The World Health Organization (WHO) has added “lifesaving” interleukin-6 receptor blockers to its list of treatments for COVID-19 – only the second drugs to be recommended as effective against the disease – as the pandemic continues to accelerate across the world.
The WHO said the medicines worked particularly well when used alongside corticosteroids, which were recommended by the WHO in September 2020.
“These drugs offer hope for patients and families who are suffering from the devastating impact of severe and critical COVID-19,” WHO Director-General Tedros Adhanom Ghebreyesus said in a statement.
Patients with severe cases of COVID-19 often suffer from an overreaction of the immune system and the interleukin-6 blocking drugs – tocilizumab and sarilumab – act to suppress the overreaction.
The WHO said the trials showed that in severely ill patients, administering the drugs resulted in 15 fewer deaths per 1,000 patients. For the critically ill the use of interleukin-6 meant as many as 28 fewer deaths for every 1,000 patients. The medicines also meant the chance of severe and critically ill patients being put on a ventilator was reduced by 28 percent, compared with standard care.
The recommendation comes as countries around the world including South Africa, Indonesia and Bangladesh battle devastating new waves of the virus fuelled by the Delta variant that first emerged in India. An effort is already under way at the World Trade Organization to remove patent protections on COVID-19 vaccines to improve access for poorer countries, and there are calls to lift intellectual property barriers on drugs crucial to the effective treatment of severe coronavirus.
Tocilizumab belongs to a class of drugs called monoclonal antibodies (mAbs) that are used in the treatment of various diseases including arthritis and cancer, and is manufactured by the Swiss pharmaceutical giant, Roche. It sells the drug under the brand name Actemra.
Following the WHO recommendation, Doctors without Borders (known by its French initials, MSF) urged Roche to lower the price of the drug to make it affordable and accessible, and share the know-how, master cell lines and technology to allow other manufacturers across the world to make the medicine, too.

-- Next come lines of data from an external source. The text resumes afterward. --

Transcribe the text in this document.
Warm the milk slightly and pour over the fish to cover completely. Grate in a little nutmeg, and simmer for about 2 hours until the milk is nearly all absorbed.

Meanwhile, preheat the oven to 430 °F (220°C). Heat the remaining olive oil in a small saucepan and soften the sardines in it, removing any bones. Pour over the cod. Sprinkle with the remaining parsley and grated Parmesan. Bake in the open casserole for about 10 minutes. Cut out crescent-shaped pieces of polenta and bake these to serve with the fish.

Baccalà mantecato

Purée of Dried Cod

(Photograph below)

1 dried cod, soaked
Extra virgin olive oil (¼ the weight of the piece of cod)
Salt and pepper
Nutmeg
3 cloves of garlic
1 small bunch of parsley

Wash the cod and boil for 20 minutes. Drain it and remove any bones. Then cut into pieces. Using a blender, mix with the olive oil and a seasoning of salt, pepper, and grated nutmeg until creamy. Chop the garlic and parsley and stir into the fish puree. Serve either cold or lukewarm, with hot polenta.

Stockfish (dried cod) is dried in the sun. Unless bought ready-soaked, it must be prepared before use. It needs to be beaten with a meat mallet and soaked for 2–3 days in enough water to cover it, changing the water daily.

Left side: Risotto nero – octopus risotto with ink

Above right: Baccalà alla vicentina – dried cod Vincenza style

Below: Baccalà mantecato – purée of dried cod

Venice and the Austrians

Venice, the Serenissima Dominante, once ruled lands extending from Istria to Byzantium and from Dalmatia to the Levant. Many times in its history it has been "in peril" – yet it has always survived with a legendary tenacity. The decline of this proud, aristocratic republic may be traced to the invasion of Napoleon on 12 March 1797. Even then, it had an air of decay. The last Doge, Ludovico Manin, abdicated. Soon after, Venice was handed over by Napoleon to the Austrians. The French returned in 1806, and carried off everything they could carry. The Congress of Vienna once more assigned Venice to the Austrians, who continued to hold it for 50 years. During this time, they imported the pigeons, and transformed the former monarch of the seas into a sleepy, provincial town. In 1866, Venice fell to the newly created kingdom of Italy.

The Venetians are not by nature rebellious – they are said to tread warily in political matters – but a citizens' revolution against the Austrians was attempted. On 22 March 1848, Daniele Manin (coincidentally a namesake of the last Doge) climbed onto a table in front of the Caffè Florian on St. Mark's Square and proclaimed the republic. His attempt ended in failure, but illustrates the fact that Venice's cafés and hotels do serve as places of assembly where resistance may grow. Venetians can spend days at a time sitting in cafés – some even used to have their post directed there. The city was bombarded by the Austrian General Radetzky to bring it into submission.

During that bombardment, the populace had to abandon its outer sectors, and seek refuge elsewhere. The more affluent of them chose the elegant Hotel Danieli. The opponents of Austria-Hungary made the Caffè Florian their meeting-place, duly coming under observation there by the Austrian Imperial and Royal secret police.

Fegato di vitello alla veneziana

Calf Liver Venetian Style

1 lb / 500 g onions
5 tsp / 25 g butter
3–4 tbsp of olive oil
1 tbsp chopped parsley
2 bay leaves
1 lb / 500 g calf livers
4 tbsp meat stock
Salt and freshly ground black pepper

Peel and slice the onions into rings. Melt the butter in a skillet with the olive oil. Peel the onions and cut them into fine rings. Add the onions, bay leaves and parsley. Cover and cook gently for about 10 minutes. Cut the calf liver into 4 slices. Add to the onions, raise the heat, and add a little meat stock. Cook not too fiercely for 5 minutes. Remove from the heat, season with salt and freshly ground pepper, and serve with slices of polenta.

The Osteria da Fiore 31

“This drug could become essential for treating people with critical and severe cases of COVID-19 and reduce the need for ventilators and medical oxygen which are scarce resources in many places,” Julien Potet, neglected tropical diseases policy adviser at MSF’s Access Campaign, said in a statement. “Roche must stop following a business-as-usual approach and take urgent steps to make this drug accessible and affordable for everyone who needs it by reducing the price and transferring the technology, know-how and cell lines to other manufacturers. Too many lives are at stake.”
Most of the existing mAbs are expensive, putting them out of reach for low- and middle-income countries.
MSF said while tocilizumab has been on the market since 2009, the price remained very high in most countries – from $410 in Australia to $646 in India and $3,625 in the United States for a 600mg dose for COVID-19. The cost to manufacture tocilizumab is estimated to be as low as $40 per dose of 400mg, it added.
Sarilumab, the second mAb recommended by WHO, is made by US pharmaceutical company Regeneron and French drugmaker Sanofi, which market the product under the brand name Kevzara. Regeneron has applied for and been granted patents on sarilumab and its formulation in at least 50 low- and middle-income countries, according to MSF.
The WHO also called on manufacturers to reduce the price of the drugs, accept transparent, non-exclusive licensing agreements or waive exclusivity rights.
“IL-6 receptor blockers remain inaccessible and unaffordable for the majority of the world,” Ghebreyesus said.
“The inequitable distribution of vaccines means that people in low- and middle-income countries are most susceptible to severe forms of COVID-19. So, the greatest need for these drugs is in countries that currently have the least access. We must urgently change this.”
The recommendation follows the analysis of data from more than 10,000 patients involved in 27 clinical trials.